If you believe in football religion, and a higher pigskin deity that presides over our wishes and desires from September until February each year, then it’s becoming clear that your belief system excludes the Lions. The football Gods hate the Lions, yearly using every ounce of force in their mystic powers to ensure the Motor City continues to field a sub-.500 team.

We still think that this year will finally be the exception, and although they won’t make the playoffs Detroit will continue to progress as a young and blossoming team. But the continued fight against injuries at the hands of the football eyes watching from high above is troubling.

Lightning struck again today. Rookie wide receiver Titus Young  injured his hamstring during just the second day of Detroit’s training camp, and finally returned to practice yesterday. Optimism was high, and then this happened Monday…

That’s Chris McCosky of the Detroit News. He later spoke to Lions coach Jim Schwartz, who denied that the Boise State second-round pick had suffered a setback, but Young’s demeanor and clear limp suggested otherwise.

In an offseason in which rookies are already at a disadvantage because of the lost practice time due to the lockout, Young’s continued absence means the Lions are left to move forward without yet another key player, and another 2011 draft pick.

The Lions selected defensive tackle Nick Fairley with their 13th overall pick, and he’s been out since Aug. 3 with a broken foot. Luckily he’s expected to return in time for Detroit’s regular season opener on the road against Tampa Bay, but the same can’t be said for running back Mikel Leshoure, the Lions’ other second-round pick who is out for the season with a torn Achilles.
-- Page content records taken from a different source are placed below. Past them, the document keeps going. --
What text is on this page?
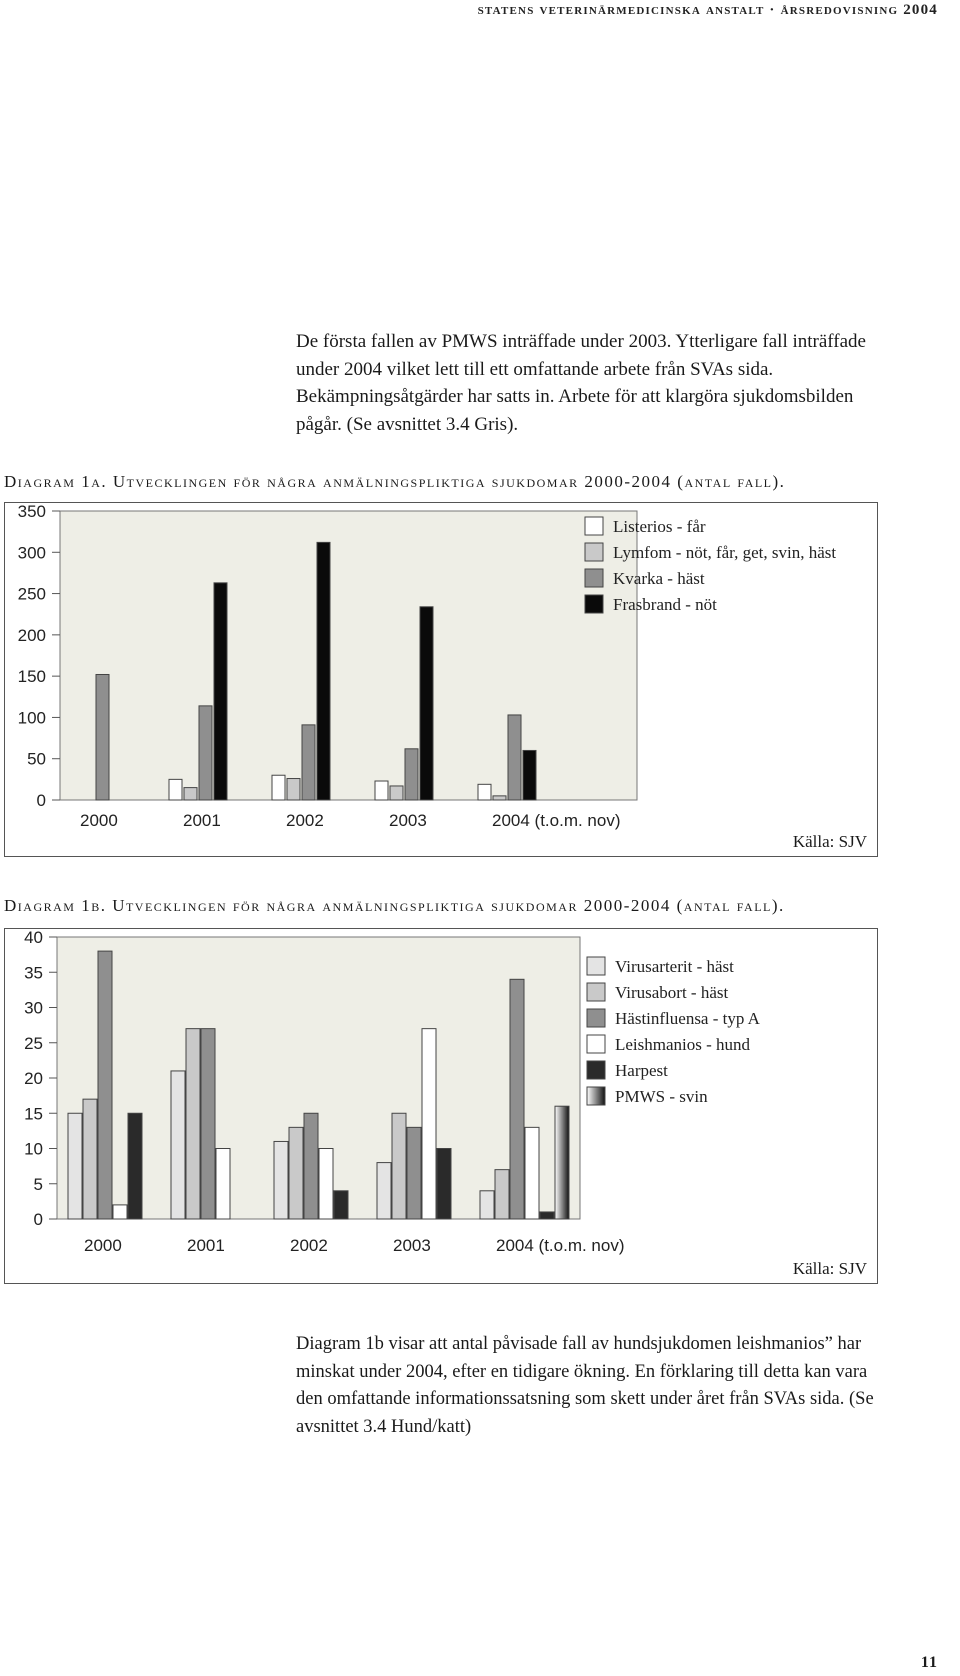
statens veterinärmedicinska anstalt · årsredovisning 2004

De första fallen av PMWS inträffade under 2003. Ytterligare fall inträffade under 2004 vilket lett till ett omfattande arbete från SVAs sida. Bekämpningsåtgärder har satts in. Arbete för att klargöra sjukdomsbilden pågår. (Se avsnittet 3.4 Gris).

Diagram 1a. Utvecklingen för några anmälningspliktiga sjukdomar 2000-2004 (antal fall).

0
50
100
150
200
250
300
350
2000	2001	2002	2003	2004 (t.o.m. nov)
Listerios - får
Lymfom - nöt, får, get, svin, häst
Kvarka - häst
Frasbrand - nöt
Källa: SJV

Diagram 1b. Utvecklingen för några anmälningspliktiga sjukdomar 2000-2004 (antal fall).

0
5
10
15
20
25
30
35
40
2000	2001	2002	2003	2004 (t.o.m. nov)
Virusarterit - häst
Virusabort - häst
Hästinfluensa - typ A
Leishmanios - hund
Harpest
PMWS - svin
Källa: SJV

Diagram 1b visar att antal påvisade fall av hundsjukdomen leishmanios” har minskat under 2004, efter en tidigare ökning. En förklaring till detta kan vara den omfattande informationssatsning som skett under året från SVAs sida. (Se avsnittet 3.4 Hund/katt)

11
For those keeping score at home, that means all three of Detroit’s top picks last April have been sidelined with serious training camp injuries. Toss in the lingering but not serious concussion Jahvid Best suffered Saturday night and Calvin Johnson missing time with a shoulder injury, and the legend of the Lions curse is growing in a city that smells like dog poop, but had plenty of reasons to be excited just a few weeks ago.